# Protecta Reel Grease on drag washers?



## paulo (Nov 1, 2007)

I have just upgraded a half dozen reels to carbontex and wonder if anyone is using Protecta Reel grease on their drag washers? 
I read a lot about Cals but have Protecta already and want to finish the job. I havent found a reference to anyone using it and wonder if its the right consistency.


----------



## jbonez (Jul 9, 2013)

Hey mate, I have used inox mx6 on my drag washers with success, not without reading a fair bit about it first, I can give you some if you want as I have a 450g tube and itl take a while to get through it. (sorry this does not answer your question)


----------



## scater (Nov 24, 2007)

Heaps of people run carbontex washers dry.
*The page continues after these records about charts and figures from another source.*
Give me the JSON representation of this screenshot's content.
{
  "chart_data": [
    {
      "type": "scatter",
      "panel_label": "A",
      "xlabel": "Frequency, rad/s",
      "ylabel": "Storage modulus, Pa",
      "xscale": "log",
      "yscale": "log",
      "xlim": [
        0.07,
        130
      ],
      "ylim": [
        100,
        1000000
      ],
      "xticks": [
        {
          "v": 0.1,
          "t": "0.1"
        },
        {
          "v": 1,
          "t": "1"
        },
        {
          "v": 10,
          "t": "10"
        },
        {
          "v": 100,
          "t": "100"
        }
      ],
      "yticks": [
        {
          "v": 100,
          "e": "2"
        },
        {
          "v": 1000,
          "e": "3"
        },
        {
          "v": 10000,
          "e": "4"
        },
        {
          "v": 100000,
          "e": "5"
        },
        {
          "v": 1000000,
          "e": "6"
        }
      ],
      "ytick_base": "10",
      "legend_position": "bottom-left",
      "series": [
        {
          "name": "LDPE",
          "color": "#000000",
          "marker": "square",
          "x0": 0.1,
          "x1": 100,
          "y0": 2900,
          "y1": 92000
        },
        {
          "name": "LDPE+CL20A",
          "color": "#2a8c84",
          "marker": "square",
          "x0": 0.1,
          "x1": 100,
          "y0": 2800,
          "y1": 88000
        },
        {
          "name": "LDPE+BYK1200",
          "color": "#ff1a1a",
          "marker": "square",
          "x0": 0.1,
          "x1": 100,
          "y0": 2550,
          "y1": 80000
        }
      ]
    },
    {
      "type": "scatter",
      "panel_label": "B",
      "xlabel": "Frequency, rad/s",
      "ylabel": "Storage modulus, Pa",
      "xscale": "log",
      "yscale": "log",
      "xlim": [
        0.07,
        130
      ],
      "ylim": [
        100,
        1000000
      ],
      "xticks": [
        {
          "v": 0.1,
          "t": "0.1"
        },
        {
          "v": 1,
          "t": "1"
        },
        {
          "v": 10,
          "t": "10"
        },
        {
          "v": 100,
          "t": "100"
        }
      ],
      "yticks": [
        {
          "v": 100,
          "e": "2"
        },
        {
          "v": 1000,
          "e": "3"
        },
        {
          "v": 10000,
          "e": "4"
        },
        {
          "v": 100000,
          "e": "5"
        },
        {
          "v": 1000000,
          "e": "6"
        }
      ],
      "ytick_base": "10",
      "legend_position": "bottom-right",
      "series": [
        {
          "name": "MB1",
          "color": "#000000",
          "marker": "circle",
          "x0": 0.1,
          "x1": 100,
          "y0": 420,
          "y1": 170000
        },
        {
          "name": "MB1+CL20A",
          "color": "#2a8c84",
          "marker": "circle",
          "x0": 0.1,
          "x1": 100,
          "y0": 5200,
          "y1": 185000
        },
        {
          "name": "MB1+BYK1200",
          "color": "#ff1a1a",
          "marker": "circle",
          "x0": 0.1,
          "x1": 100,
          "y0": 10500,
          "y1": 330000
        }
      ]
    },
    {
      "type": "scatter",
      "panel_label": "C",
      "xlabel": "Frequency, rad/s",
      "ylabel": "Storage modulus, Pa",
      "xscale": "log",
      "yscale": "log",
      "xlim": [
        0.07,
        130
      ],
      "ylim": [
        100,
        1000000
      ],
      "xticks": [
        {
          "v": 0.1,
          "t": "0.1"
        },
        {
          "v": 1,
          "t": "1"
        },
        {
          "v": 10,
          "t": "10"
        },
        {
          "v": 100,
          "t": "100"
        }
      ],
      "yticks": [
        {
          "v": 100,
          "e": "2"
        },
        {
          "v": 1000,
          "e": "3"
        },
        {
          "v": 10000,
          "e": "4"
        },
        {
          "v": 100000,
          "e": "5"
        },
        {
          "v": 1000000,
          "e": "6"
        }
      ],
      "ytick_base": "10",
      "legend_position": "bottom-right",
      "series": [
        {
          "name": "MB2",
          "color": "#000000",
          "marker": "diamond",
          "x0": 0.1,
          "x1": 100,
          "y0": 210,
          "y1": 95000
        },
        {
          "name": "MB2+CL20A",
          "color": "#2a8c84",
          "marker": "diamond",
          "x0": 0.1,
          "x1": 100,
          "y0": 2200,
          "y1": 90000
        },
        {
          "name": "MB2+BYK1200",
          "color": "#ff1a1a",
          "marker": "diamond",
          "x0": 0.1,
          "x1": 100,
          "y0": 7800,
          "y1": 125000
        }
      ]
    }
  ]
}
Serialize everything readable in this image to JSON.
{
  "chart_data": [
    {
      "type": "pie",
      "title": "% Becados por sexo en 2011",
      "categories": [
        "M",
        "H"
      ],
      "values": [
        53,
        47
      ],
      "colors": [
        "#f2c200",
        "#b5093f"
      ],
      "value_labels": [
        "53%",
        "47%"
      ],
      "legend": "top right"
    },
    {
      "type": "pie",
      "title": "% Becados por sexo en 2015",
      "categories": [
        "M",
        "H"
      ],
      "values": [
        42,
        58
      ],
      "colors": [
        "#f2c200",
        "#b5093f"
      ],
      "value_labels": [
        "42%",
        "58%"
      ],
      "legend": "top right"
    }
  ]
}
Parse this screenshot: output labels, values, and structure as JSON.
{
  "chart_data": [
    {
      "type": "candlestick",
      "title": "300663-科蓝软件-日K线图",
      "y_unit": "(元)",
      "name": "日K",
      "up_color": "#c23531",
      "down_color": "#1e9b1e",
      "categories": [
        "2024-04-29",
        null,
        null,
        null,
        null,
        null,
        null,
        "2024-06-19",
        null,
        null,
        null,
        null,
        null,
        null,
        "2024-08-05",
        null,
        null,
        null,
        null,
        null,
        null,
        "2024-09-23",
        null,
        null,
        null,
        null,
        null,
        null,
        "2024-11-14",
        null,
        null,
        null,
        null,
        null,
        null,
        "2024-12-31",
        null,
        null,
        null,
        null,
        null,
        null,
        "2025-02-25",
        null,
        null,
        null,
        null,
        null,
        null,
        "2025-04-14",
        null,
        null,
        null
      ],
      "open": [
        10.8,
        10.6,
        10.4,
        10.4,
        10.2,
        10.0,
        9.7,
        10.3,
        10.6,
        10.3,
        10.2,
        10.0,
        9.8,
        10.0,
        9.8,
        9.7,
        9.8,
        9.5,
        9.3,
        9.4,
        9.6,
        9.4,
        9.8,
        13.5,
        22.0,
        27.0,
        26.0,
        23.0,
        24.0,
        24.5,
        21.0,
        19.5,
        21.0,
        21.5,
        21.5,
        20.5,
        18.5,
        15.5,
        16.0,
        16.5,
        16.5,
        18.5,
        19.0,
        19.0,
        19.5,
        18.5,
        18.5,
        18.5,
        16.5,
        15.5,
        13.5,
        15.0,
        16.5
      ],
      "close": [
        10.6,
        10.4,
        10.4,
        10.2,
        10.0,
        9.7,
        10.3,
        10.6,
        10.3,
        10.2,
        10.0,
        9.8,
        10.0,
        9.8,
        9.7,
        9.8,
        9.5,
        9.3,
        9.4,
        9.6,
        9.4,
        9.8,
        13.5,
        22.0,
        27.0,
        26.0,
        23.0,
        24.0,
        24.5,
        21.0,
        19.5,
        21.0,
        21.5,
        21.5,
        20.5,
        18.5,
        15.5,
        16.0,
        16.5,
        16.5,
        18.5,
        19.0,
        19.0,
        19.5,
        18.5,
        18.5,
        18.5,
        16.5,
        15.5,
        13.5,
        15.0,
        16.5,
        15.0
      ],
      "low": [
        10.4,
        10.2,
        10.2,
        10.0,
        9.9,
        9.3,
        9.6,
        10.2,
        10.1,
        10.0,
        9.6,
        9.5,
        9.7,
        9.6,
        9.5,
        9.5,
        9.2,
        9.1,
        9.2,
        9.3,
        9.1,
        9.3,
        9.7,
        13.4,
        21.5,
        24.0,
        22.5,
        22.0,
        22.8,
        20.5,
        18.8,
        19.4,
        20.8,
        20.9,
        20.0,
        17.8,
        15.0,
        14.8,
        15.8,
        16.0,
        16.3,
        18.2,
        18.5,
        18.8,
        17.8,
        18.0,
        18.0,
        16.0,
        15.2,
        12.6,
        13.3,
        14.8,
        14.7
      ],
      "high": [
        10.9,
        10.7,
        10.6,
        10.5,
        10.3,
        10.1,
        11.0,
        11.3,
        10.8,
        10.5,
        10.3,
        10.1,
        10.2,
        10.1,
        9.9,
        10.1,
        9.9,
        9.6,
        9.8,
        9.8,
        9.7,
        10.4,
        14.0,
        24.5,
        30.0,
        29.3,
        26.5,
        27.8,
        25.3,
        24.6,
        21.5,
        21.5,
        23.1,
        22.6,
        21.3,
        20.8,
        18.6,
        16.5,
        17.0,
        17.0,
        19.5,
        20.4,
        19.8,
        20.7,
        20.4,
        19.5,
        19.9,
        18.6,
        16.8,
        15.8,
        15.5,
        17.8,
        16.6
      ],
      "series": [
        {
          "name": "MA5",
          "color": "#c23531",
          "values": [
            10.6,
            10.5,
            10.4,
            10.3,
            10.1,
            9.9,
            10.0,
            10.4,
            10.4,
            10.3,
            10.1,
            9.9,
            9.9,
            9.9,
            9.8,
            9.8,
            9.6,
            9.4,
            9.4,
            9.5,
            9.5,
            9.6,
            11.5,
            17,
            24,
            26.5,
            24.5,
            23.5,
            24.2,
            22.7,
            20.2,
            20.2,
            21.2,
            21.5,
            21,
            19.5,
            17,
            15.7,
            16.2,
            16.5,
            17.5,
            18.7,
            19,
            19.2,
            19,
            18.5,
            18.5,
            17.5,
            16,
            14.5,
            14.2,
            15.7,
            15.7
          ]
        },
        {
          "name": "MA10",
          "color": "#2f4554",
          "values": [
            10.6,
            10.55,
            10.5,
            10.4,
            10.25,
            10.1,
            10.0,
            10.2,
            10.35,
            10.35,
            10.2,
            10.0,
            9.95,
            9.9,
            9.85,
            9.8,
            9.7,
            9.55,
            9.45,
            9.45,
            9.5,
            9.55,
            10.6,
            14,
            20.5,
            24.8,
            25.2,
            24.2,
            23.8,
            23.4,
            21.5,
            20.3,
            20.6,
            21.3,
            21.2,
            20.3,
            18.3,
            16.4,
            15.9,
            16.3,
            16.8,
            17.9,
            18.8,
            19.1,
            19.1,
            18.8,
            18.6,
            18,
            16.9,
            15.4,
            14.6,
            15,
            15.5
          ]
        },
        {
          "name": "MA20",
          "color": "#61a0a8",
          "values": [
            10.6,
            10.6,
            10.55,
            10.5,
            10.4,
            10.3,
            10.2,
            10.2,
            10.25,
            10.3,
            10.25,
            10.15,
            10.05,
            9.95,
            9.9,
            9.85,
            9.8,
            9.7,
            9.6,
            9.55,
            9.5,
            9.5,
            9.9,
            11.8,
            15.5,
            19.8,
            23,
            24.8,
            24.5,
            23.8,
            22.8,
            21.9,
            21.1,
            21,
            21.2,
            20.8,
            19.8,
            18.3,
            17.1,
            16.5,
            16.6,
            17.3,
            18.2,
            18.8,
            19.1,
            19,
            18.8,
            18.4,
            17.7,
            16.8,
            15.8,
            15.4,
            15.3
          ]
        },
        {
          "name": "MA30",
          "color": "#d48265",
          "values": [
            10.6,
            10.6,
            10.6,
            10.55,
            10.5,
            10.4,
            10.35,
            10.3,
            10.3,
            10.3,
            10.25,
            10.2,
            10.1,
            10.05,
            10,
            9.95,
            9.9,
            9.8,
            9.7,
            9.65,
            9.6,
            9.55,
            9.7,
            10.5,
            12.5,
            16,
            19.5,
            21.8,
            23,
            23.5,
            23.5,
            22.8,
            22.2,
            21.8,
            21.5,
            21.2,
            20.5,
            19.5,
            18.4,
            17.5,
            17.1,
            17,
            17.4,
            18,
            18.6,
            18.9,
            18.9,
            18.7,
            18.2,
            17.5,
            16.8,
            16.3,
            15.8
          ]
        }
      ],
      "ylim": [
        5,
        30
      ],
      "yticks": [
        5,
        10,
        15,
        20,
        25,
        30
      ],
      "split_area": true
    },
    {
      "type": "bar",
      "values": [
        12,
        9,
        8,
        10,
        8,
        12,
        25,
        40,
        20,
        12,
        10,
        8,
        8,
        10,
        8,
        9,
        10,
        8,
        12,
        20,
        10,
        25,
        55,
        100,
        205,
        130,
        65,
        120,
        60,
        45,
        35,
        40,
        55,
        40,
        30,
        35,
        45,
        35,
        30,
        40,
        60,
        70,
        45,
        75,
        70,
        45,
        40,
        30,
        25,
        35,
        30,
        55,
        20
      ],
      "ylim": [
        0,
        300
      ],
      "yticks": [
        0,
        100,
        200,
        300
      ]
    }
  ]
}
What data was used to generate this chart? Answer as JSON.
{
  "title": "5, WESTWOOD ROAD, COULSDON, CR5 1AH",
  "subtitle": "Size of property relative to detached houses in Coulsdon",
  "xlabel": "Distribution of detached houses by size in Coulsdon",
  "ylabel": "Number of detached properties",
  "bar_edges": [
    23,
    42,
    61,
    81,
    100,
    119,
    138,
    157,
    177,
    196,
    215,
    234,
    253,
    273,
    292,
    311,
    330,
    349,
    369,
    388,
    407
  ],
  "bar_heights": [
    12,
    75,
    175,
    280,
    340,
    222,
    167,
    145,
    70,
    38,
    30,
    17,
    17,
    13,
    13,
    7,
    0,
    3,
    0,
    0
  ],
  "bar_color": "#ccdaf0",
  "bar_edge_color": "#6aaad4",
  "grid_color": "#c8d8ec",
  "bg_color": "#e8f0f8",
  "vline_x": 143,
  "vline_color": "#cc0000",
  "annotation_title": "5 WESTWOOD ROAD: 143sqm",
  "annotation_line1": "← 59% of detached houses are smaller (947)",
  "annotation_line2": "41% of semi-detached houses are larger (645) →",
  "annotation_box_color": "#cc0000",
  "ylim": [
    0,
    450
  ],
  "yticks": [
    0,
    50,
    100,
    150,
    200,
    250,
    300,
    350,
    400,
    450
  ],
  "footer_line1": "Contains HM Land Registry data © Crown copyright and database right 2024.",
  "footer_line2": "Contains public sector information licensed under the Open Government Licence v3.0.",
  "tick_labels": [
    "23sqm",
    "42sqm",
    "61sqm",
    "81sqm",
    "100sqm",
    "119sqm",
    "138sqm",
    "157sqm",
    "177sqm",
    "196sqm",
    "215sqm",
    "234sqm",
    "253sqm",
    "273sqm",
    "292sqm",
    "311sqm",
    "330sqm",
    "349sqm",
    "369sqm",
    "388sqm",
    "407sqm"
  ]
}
If you find they're not smooth enough, use a tiny bit of your grease. I don't think there's anything special about Cal's. I use Daiwa grease the same as goes into the reel during a service.


----------



## Slazmo (Oct 18, 2010)

jbonez said:


> Hey mate, I have used inox mx6 on my drag washers with success, not without reading a fair bit about it first, I can give you some if you want as I have a 450g tube and itl take a while to get through it. (sorry this does not answer your question)


I run Inox MX6 out of the tube not the tub (based on the NLGI rating) on my and others drag washers from Shimano & Daiwa stables when I service reels.

Protecta oils and greases... Used once and binned them, awful stuff...


----------